Sur la route d’Edo s’étire la file des marcheurs. Un noyau persiste au fil des étapes. Il se compose du jeune samouraï Sakawa Kojuro assisté du porteur Genta et du lancier Gonpachi, de Jiro, orphelin de huit ans, d’une musicienne portant sur le dos Okin, sa fille de quatre ans qu’elle accompagne au shamisen dans des danses typiques sur les places publiques, de Tozaburo, homme mûr à barbiche transportant de l’argent, du vieux Yomosaku, escortant Otané, sa fille, juchée sur une mule, d’un masseur aveugle et de trois marchands.
Gonpachi se prend de paternelle amitié pour Jiro. Celui-ci admire beaucoup la lance, qui lui inspire sa vocation. Entre la mère d’Okin et Gonpachi semble naître une très discrète affinité. La police recherche le bandit de grand chemin Rokuémon. Le policier des routes Denji enquête. Il soupçonne Tozaburo à cause de l’argent, censément gagné à la sueur de son front. Tozaburo manifeste, du reste, comme une excessive prudence de voleur, mais Jiro découvre le véritable.
On apprend que Yomosaku voyage pour vendre sa fille au vieux Kyubé. Résolu à empêcher la transaction en remboursant ce dernier avec le produit de sa lance, le samouraï apprend que cette arme est sans valeur. L’argent de Tozaburo était pour racheter sa fille vendue cinq ans auparavant, à Kyubé, justement. Mais Oshina Tozaburo est morte depuis deux ans. Fou de douleur, le père trop tard endeuillé décide de racheter Otané. Reconnaissant sa méprise, Denji force Kyubé à accepter. Tous s’en réjouissent.

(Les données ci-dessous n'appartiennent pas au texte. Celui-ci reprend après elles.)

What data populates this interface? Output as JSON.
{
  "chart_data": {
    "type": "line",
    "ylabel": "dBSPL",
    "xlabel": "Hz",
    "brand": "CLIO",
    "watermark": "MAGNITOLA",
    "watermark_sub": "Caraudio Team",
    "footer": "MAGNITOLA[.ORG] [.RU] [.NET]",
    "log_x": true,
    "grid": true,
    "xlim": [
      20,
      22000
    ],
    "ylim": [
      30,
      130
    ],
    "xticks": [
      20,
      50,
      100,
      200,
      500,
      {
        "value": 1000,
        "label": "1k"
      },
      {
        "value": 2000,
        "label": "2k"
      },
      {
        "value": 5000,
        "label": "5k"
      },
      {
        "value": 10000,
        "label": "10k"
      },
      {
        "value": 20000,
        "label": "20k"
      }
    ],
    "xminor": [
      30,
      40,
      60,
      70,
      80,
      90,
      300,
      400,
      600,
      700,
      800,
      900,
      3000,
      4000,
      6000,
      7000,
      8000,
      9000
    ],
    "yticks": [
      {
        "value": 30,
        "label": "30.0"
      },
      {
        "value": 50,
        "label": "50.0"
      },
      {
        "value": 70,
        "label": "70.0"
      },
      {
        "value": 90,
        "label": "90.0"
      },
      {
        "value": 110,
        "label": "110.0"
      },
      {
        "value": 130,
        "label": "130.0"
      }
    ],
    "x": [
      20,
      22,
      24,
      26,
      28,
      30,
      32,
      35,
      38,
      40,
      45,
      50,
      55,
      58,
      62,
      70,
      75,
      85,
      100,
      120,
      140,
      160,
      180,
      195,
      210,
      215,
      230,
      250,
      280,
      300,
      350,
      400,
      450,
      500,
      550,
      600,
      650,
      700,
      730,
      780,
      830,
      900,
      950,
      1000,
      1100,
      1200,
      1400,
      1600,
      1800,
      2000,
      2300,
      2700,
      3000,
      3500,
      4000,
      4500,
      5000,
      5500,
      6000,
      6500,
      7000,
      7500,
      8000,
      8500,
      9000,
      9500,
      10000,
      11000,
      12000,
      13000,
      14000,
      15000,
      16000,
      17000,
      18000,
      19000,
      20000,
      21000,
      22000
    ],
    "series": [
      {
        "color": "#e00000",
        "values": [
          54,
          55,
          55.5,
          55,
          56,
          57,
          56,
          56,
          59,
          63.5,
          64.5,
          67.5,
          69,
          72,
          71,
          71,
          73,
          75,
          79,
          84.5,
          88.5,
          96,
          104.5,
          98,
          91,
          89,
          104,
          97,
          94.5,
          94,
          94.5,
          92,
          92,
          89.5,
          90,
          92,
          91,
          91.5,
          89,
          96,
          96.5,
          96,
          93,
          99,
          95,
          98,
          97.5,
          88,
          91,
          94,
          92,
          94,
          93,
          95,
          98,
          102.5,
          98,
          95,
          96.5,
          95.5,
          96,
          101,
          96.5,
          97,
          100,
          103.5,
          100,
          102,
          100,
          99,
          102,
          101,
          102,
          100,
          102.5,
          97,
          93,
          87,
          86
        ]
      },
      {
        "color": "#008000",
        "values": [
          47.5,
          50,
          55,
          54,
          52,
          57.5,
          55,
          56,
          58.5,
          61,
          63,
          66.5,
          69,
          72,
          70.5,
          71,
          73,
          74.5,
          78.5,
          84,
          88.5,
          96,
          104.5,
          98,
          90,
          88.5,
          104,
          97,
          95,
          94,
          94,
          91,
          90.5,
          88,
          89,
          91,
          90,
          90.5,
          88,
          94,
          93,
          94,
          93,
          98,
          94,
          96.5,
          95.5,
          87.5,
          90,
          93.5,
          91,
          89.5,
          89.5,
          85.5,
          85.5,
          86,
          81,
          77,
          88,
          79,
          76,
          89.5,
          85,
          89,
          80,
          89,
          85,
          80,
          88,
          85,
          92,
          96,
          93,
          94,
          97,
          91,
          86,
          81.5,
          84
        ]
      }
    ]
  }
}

Cependant notre samouraï quitte l’hôtellerie commune pour consommer du saké dans un estaminet. Genta le suit en le suppliant car il a l’alcool si mauvais que sa mère avait recommandé aux deux serviteurs de l’empêcher de boire. Sans Gonpachi qui l’avait ceinturé ivre, il aurait occis un des trois marchands dont la tête de clown ne lui revenait pas. Mais le maître, qui n’a pas de morgue, rassure Genta en l'invitant à sa table.
Cinq samouraïs accompagnés de filles qu’ils maltraitent font brutalement irruption. Sakawa Kojuro se dresse prêt à protéger les filles. L’un d’eux insulte ce minable samouraï qui ose se commettre avec la domesticité. Il est encerclé. Cela tourne mal. Le "clown" qui se trouve là avec ses compagnons marchands se précipite à la recherche de Gonpachi. Genta puis son maître, dont le sabre est impuissant à cinq contre un, sont massacrés. Précédant Jiro et la mère d’Okin avec lesquels il se délassait sur la plage, Gonpachi déboule la lance au poing.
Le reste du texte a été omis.